His voice had begun to rise. Clenching his fist, he added levelly, “You know very well I had managed to avoid entanglements with respectable females until you exploded into my life.”

“Certainly I never imagined you would go to the bother of seducing an innocent,” she said crisply. “It simply hadn’t occurred to me that a trollop might have a babe through pure greed. Even now I have difficulty imagining a woman being so wrongheaded. Five hundred pounds.” She shook her head. “I doubt even the Royal Dukes support their by-blows in such luxury. No wonder you are so outraged. And no wonder, either, there is so much ill feeling between you and the boy’s mother. I had a suspicion she went out of her way to embarrass you. She must have heard—or seen—that you had your wife with you.”

“If she tries it again,” he said grimly, “I’ll have her and the guttersnipe she spawned transported. If she comes within twenty miles of you—”

“Dain, the woman is one matter,” she said. “The child is another. He did not ask to have her for a m

other, any more than he asked to be born. She was exceedingly unkind to use him as she did today. No child should be subjected to such a scene. Still, I strongly doubt she considers anybody’s feelings but her own.
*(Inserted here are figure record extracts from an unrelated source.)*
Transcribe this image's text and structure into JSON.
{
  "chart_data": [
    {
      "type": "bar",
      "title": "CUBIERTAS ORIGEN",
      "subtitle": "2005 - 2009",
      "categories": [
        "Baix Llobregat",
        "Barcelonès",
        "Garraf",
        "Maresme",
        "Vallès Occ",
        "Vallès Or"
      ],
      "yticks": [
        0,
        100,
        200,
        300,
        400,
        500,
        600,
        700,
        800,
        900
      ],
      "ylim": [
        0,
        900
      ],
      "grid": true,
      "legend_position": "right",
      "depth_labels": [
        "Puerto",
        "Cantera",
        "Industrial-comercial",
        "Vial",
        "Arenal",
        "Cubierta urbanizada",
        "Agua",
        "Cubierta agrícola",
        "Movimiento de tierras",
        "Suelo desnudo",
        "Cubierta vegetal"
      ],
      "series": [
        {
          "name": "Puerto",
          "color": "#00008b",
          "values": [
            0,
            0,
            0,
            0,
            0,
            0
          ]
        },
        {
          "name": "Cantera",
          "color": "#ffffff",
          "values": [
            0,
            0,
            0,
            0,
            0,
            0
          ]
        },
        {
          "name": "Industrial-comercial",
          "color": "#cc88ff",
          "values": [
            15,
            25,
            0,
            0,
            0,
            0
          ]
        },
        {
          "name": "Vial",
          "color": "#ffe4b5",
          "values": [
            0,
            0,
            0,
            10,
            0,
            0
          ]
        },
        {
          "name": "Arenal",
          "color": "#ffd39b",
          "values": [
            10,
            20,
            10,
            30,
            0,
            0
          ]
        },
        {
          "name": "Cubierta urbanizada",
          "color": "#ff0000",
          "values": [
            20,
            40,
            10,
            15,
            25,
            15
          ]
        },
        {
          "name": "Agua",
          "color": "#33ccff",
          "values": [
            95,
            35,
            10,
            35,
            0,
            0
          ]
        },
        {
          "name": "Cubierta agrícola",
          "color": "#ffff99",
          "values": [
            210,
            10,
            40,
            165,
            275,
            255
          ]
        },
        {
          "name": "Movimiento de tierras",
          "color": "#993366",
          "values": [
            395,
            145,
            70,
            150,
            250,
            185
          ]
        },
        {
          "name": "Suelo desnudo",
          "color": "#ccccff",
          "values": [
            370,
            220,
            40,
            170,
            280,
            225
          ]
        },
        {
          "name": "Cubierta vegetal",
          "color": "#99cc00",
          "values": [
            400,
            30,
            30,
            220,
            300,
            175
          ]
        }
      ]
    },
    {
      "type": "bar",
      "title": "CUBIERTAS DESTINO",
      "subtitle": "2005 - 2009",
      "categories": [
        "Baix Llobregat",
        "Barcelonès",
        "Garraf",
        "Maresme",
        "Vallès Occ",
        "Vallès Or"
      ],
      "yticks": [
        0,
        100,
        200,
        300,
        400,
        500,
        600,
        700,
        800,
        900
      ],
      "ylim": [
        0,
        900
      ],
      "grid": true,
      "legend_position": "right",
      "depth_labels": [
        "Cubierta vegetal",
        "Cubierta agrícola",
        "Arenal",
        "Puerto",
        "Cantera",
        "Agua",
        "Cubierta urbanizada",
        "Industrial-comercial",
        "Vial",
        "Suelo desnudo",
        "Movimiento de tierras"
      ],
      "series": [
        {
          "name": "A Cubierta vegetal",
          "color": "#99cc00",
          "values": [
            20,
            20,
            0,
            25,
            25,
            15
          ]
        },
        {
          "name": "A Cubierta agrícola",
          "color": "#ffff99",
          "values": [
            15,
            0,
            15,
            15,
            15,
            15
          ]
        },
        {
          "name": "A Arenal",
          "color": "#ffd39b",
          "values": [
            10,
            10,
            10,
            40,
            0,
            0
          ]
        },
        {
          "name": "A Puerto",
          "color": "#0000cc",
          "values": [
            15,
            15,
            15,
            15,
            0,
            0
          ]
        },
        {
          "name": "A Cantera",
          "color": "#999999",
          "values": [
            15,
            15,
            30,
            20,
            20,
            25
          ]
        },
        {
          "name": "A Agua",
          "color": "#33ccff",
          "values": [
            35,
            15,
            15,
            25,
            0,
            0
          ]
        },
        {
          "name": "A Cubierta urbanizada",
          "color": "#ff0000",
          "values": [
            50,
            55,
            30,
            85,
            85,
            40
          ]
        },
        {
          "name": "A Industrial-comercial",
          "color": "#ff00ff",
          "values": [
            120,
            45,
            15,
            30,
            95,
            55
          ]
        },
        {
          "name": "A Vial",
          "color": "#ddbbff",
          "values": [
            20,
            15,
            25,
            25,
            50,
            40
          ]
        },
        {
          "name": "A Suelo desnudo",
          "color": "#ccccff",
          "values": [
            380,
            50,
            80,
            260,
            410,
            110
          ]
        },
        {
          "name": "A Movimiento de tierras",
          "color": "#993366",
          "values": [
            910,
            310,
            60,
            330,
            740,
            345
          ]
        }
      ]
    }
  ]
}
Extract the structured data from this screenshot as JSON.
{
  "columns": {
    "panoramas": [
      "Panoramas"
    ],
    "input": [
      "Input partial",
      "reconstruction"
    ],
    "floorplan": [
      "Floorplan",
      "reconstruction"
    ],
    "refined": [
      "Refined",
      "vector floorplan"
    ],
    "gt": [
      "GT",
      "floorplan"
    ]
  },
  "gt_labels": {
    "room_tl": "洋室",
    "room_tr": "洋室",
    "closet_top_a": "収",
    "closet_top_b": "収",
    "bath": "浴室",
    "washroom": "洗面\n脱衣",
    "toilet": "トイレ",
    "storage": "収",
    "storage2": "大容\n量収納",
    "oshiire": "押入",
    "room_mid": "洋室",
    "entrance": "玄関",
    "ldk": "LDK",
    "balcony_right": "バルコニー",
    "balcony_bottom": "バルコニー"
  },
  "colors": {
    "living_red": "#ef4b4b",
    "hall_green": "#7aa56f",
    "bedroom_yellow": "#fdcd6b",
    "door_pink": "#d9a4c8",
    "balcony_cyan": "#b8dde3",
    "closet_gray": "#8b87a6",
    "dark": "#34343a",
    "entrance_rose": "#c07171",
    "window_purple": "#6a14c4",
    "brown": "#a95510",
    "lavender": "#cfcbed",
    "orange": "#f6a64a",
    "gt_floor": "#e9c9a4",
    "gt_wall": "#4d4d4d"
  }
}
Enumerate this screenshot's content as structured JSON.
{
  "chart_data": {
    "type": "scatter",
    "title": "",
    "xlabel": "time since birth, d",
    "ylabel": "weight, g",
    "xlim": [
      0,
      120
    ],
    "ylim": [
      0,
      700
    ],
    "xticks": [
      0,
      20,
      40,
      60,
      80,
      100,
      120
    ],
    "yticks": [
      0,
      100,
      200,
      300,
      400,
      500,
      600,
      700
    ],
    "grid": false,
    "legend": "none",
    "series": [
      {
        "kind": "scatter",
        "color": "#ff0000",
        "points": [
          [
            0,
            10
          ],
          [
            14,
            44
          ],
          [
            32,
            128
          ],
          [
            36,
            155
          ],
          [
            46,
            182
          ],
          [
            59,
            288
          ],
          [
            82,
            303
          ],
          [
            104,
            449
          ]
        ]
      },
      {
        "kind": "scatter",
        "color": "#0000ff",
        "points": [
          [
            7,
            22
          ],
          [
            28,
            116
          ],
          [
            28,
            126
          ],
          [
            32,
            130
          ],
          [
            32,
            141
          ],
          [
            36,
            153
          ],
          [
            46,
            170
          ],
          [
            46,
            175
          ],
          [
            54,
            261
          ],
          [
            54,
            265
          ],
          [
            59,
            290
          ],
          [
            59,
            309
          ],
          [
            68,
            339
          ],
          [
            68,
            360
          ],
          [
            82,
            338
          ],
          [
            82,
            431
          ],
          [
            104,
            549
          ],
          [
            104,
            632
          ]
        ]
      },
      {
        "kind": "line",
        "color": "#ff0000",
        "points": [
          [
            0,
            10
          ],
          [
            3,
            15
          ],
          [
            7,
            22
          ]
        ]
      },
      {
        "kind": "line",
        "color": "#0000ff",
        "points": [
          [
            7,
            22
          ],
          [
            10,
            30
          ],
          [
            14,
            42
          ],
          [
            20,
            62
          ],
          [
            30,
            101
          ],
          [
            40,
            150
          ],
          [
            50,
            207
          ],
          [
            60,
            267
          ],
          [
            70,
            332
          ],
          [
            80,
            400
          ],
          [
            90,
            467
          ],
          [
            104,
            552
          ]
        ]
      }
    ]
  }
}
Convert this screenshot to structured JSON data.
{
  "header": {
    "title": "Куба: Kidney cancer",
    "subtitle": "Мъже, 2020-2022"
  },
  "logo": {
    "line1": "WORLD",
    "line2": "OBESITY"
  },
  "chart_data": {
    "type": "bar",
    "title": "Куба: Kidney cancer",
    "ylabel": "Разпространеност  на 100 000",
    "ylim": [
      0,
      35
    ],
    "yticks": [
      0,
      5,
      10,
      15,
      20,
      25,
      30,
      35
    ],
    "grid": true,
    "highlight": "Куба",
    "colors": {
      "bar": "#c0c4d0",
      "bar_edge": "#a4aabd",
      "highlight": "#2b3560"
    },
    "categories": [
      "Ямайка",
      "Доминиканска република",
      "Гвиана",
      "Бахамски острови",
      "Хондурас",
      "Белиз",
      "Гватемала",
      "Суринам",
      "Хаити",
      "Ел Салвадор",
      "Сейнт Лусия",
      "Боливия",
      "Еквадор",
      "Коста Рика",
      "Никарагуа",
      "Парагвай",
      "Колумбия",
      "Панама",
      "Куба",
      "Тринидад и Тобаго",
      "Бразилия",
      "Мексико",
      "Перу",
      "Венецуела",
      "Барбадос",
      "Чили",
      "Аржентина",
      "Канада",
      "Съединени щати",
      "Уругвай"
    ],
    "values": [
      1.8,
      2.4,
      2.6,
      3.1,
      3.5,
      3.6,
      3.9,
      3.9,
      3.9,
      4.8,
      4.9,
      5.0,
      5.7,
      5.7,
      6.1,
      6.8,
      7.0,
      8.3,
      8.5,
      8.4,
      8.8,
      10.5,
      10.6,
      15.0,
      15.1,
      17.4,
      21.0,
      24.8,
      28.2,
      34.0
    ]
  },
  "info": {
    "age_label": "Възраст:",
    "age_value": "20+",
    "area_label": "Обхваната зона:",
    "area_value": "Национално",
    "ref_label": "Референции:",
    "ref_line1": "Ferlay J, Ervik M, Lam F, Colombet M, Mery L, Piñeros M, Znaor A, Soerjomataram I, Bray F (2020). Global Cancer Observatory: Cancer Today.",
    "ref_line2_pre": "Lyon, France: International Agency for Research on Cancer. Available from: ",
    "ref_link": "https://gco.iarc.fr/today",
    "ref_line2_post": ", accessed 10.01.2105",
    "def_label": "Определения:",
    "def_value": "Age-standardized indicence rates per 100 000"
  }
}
I noticed that she was far better dressed than her so-called ‘lovey.’ Dirt is one thing—little boys cannot remain clean above two and a half minutes—but there is no excuse for the child to wear rags, when his mother is garbed like a London high-flyer.”

She looked up at him. “How much do you give her, by the way?”

“Fifty,” he said tightly. “More than enough to feed and clothe him—and let her spend all she makes on her back on herself. But I daresay the rags were all part of her game: to make me appear the villain of the piece. Too bad I’m accustomed to the role, and that what other fools think does not concern me in the least.”

“Fifty a year is more than generous. How old is he?” Jessica demanded. “Six, seven?”

“Eight, but it makes no—”

“Old enough to notice his appearance,” she said. “I cannot excuse his mother for dressing him so shabbily. She has the money, and ought to know how a boy of that age would feel. Mortified, I don’t doubt—which is why he annoyed Joseph. But she does not consider the child, as I said, and all you have told me only convinces me she is an unfit mother. I must ask you, Dain, to set aside your feelings toward her, and consider your son. He is yours by law. You can take him away from her.”

“No.” He had smothered feeling, but his head had begun to pound, and his useless arm was throbbing. He could not freeze and smother physical pain. He could scarcely think past it. Even if he could have reasoned coolly, there was no explanation he could give for his behavior that would satisfy her.

He shouldn’t have tried to explain, he told himself. He could never make her understand. Above all, he didn’t want her to comprehend, any more than he wanted to himself, what he’d felt when he’d looked down into that face, into the devil’s mirror.

“No,” he repeated. “And stop fussing about it, Jess. None of this would have happened if you hadn’t insisted on coming to the bedamned wrestling match. By gad, I cannot seem to stir a foot when you are by without”—he gestured wearily—“without things going off in my face. No wonder I have a headache. If it isn’t one thing, it’s another. Women. Everywhere. Wives and Madonnas and mothers and whores and—and you’re plaguing me to death, the lot of you.”